I sort the edges with increasing destination layers and if the destination layers are same, sort it by vertex.
I maintain a cnt such that cnt[i]=dp[i]+…+dp[i][m-1] for all i
while(k<=sizeof edge array && i==destination layer && j==destination vertex)
dp[i][j]=dp[i][j]+dp[source layer][source vertex];
Here is the link to my solution. Any help is appreciated. Also it would help if I could get the test cases for which my code gives WA.
“Two paths are considered different if there is, at least, one edge which belongs to exactly one path. However, they are allowed to traverse the same set of vertices.”
You don’t discard edges between adjacent layers. You can have duplicate edges. Two edges from A to B mean 2 paths. Not sure about the rest of your code.
But there is already an edge between all the vertices of adjacent layers. So no new edge is created.

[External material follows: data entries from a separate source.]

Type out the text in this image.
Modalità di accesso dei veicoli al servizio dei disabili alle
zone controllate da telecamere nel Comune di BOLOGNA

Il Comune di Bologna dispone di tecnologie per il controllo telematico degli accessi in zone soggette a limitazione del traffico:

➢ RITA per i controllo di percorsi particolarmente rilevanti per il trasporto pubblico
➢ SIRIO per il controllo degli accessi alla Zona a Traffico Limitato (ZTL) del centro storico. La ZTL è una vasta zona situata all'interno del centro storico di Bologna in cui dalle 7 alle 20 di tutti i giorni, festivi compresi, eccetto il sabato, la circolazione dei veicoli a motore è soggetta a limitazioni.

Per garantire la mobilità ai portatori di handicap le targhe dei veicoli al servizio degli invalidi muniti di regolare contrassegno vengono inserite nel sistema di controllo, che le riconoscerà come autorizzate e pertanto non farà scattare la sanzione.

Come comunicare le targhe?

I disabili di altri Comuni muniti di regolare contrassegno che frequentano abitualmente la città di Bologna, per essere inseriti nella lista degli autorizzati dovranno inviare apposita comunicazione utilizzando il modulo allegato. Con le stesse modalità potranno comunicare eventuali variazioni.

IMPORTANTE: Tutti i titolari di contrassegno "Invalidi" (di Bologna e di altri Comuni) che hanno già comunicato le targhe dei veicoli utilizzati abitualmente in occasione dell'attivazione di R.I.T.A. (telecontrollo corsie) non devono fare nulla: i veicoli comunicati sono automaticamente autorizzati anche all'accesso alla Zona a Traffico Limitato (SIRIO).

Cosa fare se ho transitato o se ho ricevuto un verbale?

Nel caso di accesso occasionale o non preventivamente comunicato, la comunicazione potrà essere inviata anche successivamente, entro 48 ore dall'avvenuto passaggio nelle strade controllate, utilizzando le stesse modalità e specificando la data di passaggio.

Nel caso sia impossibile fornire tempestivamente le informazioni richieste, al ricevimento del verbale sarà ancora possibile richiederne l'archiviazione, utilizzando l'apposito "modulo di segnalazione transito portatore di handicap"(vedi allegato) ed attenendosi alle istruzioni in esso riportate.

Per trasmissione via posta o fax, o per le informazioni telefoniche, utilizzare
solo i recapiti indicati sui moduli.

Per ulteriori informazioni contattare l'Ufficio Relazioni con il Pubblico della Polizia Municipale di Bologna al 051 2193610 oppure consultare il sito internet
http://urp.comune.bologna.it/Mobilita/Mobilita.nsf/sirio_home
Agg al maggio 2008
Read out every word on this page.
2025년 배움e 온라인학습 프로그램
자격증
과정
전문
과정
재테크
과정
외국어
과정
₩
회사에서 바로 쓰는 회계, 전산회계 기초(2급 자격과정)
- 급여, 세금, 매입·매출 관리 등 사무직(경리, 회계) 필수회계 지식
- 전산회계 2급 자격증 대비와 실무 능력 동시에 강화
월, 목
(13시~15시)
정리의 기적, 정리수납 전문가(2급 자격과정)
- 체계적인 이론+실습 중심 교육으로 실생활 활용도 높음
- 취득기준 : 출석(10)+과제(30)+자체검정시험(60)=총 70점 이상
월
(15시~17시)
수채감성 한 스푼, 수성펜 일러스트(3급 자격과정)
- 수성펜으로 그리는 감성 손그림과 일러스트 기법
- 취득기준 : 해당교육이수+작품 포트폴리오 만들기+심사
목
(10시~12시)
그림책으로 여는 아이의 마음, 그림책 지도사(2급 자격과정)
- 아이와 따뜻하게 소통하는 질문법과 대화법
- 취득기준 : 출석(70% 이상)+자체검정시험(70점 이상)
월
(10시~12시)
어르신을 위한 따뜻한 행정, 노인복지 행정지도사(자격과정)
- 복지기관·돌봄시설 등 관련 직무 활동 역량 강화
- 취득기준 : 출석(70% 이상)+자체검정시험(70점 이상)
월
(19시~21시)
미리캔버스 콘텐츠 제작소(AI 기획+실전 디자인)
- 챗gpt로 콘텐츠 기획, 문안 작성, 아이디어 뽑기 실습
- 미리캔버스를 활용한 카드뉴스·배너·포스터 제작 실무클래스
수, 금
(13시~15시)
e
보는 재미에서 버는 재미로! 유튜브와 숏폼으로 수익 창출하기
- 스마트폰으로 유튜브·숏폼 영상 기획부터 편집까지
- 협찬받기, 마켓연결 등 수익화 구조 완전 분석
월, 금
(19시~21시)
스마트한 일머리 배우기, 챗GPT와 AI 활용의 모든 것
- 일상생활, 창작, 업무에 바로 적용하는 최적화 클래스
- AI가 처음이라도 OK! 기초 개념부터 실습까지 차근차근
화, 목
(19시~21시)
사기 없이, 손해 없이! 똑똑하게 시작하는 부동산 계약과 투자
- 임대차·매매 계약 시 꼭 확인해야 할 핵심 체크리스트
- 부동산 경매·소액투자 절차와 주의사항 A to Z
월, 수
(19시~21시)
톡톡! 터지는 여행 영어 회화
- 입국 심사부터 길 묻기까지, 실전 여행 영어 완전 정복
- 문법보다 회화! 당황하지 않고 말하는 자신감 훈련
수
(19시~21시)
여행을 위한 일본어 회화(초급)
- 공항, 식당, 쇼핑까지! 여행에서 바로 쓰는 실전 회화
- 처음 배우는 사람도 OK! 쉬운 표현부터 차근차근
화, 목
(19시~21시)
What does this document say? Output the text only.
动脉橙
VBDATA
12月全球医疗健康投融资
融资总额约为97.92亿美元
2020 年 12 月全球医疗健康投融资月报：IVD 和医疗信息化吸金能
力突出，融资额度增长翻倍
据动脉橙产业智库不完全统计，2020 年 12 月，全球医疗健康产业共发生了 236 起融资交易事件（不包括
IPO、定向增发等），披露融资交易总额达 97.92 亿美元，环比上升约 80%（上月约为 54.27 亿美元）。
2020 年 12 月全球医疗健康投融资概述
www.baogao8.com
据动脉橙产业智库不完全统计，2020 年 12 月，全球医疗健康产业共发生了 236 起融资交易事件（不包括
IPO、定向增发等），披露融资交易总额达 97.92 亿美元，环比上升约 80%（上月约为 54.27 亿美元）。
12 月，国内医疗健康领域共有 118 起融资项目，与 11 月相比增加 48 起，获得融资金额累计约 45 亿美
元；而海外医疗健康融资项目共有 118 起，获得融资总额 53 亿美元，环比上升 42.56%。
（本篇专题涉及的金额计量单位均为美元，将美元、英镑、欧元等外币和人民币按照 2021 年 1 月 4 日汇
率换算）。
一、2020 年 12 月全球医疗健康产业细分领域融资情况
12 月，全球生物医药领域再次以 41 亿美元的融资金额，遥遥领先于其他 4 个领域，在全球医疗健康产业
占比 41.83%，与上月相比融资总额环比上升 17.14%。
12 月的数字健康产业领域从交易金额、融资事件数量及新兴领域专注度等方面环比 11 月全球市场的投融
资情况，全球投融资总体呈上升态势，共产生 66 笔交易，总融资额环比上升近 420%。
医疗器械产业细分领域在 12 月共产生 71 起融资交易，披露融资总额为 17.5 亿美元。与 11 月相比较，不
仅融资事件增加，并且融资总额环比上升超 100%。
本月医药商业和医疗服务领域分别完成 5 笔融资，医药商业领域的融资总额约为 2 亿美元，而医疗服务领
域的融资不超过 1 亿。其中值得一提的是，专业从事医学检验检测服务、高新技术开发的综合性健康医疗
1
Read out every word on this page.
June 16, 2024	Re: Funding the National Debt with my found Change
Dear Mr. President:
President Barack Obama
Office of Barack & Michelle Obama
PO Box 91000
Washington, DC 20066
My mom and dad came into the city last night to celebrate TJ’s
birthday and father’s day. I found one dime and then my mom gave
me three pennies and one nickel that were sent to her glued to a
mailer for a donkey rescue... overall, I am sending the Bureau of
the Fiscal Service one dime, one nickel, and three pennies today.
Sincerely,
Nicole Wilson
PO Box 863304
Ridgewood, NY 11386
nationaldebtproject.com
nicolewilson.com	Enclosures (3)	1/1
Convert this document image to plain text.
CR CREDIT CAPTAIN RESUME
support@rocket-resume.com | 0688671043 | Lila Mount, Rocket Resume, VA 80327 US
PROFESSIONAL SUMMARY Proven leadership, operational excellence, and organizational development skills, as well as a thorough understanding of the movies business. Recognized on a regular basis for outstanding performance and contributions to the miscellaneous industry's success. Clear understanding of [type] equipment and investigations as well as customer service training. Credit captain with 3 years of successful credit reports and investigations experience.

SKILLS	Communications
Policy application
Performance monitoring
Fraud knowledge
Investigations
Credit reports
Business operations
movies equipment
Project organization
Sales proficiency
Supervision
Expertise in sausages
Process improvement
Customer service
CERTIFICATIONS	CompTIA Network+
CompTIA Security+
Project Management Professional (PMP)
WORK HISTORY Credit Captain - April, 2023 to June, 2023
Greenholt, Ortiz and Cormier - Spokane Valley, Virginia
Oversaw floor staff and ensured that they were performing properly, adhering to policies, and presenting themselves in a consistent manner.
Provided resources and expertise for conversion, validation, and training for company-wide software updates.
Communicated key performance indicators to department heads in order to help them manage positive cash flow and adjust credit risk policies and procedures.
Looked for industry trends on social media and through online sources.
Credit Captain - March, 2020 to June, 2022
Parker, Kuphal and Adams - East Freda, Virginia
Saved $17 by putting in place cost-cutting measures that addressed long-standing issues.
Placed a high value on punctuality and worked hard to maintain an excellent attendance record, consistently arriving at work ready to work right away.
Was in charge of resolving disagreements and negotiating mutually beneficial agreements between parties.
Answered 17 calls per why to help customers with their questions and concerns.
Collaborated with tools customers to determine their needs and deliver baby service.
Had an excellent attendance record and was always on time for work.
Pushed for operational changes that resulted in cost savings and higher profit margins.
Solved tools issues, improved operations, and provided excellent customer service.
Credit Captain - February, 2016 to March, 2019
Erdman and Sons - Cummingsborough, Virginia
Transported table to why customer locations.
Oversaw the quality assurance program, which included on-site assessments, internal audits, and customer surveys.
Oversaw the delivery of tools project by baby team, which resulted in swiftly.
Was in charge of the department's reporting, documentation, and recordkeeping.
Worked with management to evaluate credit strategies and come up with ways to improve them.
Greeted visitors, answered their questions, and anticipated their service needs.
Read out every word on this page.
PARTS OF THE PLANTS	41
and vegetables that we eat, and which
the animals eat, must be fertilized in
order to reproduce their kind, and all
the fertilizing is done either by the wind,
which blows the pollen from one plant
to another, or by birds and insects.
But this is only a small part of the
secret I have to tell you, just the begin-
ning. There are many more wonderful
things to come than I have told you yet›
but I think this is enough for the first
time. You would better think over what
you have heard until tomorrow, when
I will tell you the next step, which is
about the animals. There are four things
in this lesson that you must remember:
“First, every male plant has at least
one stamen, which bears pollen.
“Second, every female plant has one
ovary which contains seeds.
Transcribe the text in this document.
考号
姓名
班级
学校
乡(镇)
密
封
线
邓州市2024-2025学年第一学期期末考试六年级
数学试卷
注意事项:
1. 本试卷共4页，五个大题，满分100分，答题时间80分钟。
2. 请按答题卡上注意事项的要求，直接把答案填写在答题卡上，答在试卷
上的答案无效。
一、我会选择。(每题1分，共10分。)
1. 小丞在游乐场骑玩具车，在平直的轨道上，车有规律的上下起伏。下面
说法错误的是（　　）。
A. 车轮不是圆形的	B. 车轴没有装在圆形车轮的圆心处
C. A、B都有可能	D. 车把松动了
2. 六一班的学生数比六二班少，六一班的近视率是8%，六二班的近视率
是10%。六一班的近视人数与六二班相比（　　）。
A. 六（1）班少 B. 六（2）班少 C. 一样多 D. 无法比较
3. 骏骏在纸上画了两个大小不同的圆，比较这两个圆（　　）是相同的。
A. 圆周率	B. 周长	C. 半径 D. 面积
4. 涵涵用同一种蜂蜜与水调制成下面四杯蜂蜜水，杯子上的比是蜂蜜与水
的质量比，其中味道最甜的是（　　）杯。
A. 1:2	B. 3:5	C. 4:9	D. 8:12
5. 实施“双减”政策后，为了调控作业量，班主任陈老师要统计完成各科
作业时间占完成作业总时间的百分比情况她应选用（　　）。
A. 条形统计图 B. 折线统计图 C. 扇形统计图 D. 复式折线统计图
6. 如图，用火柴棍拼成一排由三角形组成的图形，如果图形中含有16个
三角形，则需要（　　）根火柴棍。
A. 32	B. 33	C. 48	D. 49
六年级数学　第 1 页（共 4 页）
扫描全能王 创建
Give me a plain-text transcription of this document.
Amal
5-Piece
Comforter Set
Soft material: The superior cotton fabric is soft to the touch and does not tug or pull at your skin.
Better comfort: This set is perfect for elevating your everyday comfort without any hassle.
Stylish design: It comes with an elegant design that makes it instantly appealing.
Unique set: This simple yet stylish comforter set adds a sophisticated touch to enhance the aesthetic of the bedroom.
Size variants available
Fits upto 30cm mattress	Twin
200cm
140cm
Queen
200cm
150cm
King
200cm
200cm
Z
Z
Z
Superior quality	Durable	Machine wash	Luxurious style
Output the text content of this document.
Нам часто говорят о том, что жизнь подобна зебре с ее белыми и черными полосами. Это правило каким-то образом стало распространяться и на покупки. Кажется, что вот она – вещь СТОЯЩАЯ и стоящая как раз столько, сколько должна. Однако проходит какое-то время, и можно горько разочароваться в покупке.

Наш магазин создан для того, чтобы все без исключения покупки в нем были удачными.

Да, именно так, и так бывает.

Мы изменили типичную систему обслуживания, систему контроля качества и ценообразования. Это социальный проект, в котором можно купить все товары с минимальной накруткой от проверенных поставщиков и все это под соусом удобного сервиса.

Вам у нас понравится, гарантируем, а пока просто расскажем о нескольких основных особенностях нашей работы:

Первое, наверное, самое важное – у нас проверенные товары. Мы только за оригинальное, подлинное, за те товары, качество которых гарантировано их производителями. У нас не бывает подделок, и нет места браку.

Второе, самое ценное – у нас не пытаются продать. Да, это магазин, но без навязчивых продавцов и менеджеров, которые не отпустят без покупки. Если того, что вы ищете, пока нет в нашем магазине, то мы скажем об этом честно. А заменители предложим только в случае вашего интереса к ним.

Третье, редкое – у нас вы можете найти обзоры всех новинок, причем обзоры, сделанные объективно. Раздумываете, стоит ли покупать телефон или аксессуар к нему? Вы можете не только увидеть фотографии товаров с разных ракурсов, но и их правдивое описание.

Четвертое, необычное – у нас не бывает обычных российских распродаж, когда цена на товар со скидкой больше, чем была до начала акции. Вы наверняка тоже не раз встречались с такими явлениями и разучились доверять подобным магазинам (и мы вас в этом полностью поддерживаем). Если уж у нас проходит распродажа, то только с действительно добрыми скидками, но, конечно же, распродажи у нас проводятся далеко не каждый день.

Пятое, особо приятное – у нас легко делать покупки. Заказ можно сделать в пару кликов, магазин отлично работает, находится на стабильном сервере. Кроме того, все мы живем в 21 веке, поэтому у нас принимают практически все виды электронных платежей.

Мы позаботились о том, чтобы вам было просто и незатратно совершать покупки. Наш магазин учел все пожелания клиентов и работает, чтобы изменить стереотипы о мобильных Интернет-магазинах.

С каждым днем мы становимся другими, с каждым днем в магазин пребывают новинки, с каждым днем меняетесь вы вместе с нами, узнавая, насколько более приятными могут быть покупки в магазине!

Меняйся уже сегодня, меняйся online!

And “two edges from A to B mean two different paths”. How? Aren’t they same? How would one distinguish between the two paths?
Two paths are considered different if there is, at least, one edge which belongs to exactly one path. However, they are allowed to traverse the same set of vertices. In that case, there should be a multiple edge in the graph. It is also possible if some edge added by Chef connects two adjacent layers.